Pernyataan Menkeu Sri Mulyani tersebut kembali menyoroti persoalan klasik di dunia pendidikan Indonesia: ketidaktepatan alokasi anggaran di tingkat satuan pendidikan.
Realitas di lapangan menunjukkan bahwa regulasi 20 persen APBN untuk pendidikan tidak otomatis menjamin peningkatan kualitas belajar siswa jika tidak diiringi dengan manajemen keuangan yang cerdas dan berbasis kebutuhan.

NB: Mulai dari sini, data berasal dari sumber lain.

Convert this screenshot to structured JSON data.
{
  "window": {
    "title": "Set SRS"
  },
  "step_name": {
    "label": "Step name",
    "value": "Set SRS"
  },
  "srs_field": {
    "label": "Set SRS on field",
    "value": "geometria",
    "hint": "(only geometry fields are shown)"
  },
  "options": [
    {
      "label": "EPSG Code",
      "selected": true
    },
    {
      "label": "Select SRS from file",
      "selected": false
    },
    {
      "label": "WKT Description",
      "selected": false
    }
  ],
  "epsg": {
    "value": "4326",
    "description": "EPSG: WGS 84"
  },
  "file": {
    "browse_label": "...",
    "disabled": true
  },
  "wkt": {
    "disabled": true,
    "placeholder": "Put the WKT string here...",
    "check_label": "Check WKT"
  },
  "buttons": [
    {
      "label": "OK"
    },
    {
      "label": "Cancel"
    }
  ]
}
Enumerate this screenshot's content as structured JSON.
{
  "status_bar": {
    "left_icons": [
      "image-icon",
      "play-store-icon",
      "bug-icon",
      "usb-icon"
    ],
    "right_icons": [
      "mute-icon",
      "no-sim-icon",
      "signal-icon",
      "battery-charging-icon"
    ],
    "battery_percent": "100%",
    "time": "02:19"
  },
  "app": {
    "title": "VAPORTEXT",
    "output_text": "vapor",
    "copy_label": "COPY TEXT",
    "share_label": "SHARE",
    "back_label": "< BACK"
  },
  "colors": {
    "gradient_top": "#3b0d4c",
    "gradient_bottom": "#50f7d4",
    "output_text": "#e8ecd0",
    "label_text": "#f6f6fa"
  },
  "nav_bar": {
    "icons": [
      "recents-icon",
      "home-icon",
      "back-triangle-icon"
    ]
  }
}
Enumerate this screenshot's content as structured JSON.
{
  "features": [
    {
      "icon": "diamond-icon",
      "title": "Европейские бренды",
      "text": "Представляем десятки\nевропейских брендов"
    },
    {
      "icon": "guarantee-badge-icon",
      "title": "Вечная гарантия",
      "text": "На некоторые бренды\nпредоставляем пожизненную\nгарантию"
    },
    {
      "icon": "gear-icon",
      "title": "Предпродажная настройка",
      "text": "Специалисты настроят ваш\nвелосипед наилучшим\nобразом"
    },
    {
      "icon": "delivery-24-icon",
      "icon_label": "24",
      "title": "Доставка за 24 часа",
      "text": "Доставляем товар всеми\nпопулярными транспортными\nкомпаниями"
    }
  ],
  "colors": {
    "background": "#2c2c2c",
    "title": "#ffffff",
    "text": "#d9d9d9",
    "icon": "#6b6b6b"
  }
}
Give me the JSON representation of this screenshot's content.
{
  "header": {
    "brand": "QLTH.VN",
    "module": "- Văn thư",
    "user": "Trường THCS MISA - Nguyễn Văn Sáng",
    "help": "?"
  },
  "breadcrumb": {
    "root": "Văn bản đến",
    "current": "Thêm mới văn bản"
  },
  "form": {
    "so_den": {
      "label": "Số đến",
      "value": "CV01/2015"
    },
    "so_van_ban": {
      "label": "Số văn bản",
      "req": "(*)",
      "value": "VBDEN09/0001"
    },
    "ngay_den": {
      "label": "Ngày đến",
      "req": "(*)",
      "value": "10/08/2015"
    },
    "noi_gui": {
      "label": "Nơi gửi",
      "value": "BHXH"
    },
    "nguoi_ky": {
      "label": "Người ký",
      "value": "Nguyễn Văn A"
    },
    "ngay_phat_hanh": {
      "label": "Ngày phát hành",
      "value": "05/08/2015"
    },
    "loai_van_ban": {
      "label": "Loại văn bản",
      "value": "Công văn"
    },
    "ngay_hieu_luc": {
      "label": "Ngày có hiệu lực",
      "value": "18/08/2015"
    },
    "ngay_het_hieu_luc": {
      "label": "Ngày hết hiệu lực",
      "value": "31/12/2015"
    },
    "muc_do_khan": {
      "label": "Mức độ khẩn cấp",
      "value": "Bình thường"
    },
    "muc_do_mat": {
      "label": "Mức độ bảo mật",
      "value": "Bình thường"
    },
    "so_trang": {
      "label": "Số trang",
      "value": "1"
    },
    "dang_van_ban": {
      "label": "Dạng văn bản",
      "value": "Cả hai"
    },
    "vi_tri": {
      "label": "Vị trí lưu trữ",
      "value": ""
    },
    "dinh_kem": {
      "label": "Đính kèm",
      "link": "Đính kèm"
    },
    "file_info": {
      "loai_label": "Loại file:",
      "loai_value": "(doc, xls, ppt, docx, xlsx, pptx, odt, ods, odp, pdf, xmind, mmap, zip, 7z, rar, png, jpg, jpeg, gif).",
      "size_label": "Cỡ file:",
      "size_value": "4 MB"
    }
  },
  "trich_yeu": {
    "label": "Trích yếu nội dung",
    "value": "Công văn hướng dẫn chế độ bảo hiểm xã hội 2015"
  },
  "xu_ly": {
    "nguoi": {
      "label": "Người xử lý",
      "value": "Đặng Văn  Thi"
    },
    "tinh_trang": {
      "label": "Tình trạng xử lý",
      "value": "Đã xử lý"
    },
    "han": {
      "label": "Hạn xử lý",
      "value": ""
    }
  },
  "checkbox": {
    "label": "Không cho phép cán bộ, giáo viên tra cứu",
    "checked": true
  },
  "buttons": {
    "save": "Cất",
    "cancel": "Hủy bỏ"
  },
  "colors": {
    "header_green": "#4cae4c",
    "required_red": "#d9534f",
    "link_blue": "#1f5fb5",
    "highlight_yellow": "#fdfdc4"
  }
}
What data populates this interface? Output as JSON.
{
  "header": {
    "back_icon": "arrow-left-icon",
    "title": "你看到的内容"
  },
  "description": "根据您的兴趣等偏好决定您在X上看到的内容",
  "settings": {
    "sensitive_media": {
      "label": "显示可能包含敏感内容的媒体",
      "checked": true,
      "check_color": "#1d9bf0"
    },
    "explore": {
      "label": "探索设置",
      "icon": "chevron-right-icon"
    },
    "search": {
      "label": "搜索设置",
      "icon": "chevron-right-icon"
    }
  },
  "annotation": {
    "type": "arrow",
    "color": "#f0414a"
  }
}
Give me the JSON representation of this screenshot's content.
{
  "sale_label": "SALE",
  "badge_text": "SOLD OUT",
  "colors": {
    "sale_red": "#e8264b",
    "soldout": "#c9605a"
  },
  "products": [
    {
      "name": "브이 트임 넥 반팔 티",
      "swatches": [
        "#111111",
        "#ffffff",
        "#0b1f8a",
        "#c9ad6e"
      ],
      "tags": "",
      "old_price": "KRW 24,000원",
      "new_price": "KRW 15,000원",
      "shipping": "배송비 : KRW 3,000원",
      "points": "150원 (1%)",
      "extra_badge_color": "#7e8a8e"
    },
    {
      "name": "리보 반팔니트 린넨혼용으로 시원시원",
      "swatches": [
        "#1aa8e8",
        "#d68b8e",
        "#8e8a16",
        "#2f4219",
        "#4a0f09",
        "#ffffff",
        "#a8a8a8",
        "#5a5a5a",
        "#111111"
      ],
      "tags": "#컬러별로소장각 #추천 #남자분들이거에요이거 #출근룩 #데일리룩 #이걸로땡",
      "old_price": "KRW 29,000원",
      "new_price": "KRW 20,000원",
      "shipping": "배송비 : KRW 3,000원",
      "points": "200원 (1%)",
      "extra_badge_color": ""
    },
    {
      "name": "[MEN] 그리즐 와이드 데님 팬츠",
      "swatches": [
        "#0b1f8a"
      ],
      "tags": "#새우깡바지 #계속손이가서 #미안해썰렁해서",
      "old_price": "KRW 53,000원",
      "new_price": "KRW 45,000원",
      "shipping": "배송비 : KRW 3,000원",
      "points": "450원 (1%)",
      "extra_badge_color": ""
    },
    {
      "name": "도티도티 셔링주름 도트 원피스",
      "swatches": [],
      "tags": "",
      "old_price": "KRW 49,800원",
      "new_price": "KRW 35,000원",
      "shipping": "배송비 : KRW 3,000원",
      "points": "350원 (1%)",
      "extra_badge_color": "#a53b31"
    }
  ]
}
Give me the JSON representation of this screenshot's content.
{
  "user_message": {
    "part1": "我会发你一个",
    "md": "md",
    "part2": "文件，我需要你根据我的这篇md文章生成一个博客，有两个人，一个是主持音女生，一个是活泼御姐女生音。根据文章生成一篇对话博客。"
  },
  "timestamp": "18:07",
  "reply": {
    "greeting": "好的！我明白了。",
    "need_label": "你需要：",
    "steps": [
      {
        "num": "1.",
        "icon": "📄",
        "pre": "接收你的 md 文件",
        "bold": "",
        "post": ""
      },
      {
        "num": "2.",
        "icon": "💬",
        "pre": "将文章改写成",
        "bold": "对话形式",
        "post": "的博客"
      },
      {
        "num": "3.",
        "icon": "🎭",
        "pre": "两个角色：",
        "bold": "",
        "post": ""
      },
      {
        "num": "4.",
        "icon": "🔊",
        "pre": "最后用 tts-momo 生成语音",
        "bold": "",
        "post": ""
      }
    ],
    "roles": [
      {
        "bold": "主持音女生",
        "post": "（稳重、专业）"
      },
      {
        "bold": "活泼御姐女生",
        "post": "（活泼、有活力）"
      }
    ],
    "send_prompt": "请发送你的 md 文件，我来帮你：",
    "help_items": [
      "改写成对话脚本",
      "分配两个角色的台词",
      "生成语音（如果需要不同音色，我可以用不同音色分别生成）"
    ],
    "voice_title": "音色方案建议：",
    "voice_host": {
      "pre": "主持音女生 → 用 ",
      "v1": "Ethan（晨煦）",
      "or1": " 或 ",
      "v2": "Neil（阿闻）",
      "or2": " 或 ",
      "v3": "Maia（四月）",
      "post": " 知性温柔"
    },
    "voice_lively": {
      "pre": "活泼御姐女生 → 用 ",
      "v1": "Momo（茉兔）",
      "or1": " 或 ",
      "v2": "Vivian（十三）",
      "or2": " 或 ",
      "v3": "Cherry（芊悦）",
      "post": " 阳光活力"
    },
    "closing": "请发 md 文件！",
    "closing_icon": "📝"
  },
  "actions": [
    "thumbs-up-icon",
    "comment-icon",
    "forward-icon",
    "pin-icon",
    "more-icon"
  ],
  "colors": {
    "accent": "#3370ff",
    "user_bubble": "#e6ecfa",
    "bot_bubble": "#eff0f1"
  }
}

Dana abadi pendidikan yang telah menembus Rp154,1 triliun memang menjadi instrumen strategis untuk membiayai beasiswa dan riset. Namun, tantangan sebenarnya ada pada peningkatan literasi pengelolaan anggaran di sekolah dan pengawasan penggunaan dana agar benar-benar berdampak pada akses dan mutu pendidikan.
Jika pola belanja “asal habis” tetap dibiarkan, maka bahkan dana abadi sebesar apa pun hanya akan menjadi kebanggaan angka, bukan solusi konkret bagi pemerataan pendidikan di seluruh pelosok negeri. (tin)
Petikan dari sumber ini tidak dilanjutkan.